Irish actress and model (born 1971)

Lisa Hogan (born 1971) is an Irish actress, former model, entrepreneur and television personality. She is best known for her appearances in the Amazon Prime Video series Clarkson's Farm (2021–present), where she co-manages the Diddly Squat Farm Shop with her partner, Jeremy Clarkson. She previously appeared in the comedy film Fierce Creatures (1997).

== Early life ==
Hogan was born in Dublin, Ireland, to Maurice Hogan (an architect who died when she was 14) and Arlene Underwood (a former model; later remarried to Raymond Keaveney, former director of the National Gallery of Ireland).

== Career ==
Hogan began her career as a model in the 1990s. In the early part of the decade she worked as a researcher and production assistant for John Cleese's company Fish Productions. This connection led to her first screen role as a sea lion keeper (credited as Sky in some contemporary reports) in the 1997 comedy film Fierce Creatures, which co-starred Cleese, Jamie Lee Curtis, Kevin Kline and Michael Palin.
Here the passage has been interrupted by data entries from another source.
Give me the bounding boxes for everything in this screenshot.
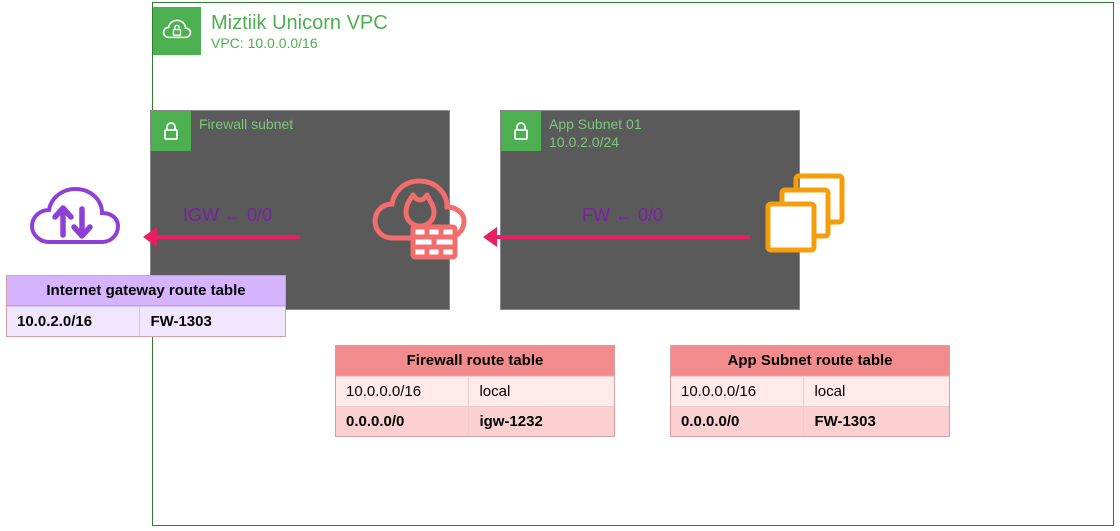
internet-gateway-icon [20, 175, 130, 265]
route-dest: 10.0.0.0/16 [336, 376, 469, 406]
app-subnet-label: App Subnet 01 [549, 115, 642, 133]
route-target: local [804, 376, 949, 406]
table-row: 0.0.0.0/0 FW-1303 [671, 406, 949, 436]
ec2-instances-icon [760, 170, 860, 260]
route-target: FW-1303 [804, 406, 949, 436]
network-firewall-icon [365, 165, 475, 265]
table-row: 10.0.2.0/16 FW-1303 [7, 306, 285, 336]
route-target: FW-1303 [140, 306, 285, 336]
route-dest: 10.0.0.0/16 [671, 376, 804, 406]
route-table-title: Firewall route table [336, 346, 614, 376]
route-dest: 10.0.2.0/16 [7, 306, 140, 336]
route-target: local [469, 376, 614, 406]
subnet-header: App Subnet 01 10.0.2.0/24 [501, 111, 799, 151]
arrow-label: IGW ← 0/0 [183, 205, 272, 226]
firewall-route-table: Firewall route table 10.0.0.0/16 local 0… [335, 345, 615, 437]
table-row: 0.0.0.0/0 igw-1232 [336, 406, 614, 436]
igw-route-table: Internet gateway route table 10.0.2.0/16… [6, 275, 286, 337]
route-table-title: App Subnet route table [671, 346, 949, 376]
lock-icon [501, 111, 541, 151]
app-subnet-cidr: 10.0.2.0/24 [549, 133, 642, 151]
vpc-title: Miztiik Unicorn VPC [211, 12, 388, 35]
vpc-cidr: VPC: 10.0.0.0/16 [211, 35, 388, 51]
route-dest: 0.0.0.0/0 [671, 406, 804, 436]
firewall-subnet-label: Firewall subnet [199, 115, 293, 133]
arrow-label: FW ← 0/0 [582, 205, 663, 226]
table-row: 10.0.0.0/16 local [671, 376, 949, 406]
lock-icon [151, 111, 191, 151]
route-table-title: Internet gateway route table [7, 276, 285, 306]
arrow-fw-to-igw: IGW ← 0/0 [155, 235, 300, 239]
table-row: 10.0.0.0/16 local [336, 376, 614, 406]
cloud-lock-icon [153, 7, 201, 55]
vpc-header: Miztiik Unicorn VPC VPC: 10.0.0.0/16 [153, 3, 396, 59]
route-target: igw-1232 [469, 406, 614, 436]
route-dest: 0.0.0.0/0 [336, 406, 469, 436]
app-route-table: App Subnet route table 10.0.0.0/16 local… [670, 345, 950, 437]
arrow-app-to-fw: FW ← 0/0 [495, 235, 750, 239]
subnet-header: Firewall subnet [151, 111, 449, 151]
In 2020 Hogan co-founded the Diddly Squat Farm Shop in Chadlington, Oxfordshire, with her partner Jeremy Clarkson. She has managed the shop and been involved in product development, including branded merchandise. Since the 2021 premiere of the Amazon Prime Video series Clarkson's Farm she has appeared regularly on screen as herself, contributing to farm operations and the running of the shop. She has also made guest appearances as herself on programmes including Loose Women in 2021 and Prue Leith's Cotswold Kitchen. In October 2025 she published her first book, My Animals and Other Eejits: Farming the Year at Diddly Squat. The book recounts a year on the farm, incorporating anecdotes from her earlier career as a model, actress and sculptor, as well as stories about the farm's animals. Hogan has additionally undertaken public roles such as lead fashion judge for the Best Dressed competition at the Dubai Duty Free Irish Derby.

== Personal life ==
Hogan was previously married to Dutch aristocrat and art collector Baron Steven Bentinck, a nephew of Baron Heini Thyssen. They married in the late 1990s, separated around 2005, and divorced in 2011.

In August 1996 she was the sole passenger on a private Learjet that crashed near RAF Northolt after a flight from Palma, Majorca; she and the pilots survived.

Since 2017, Hogan has been in a relationship with television presenter Jeremy Clarkson.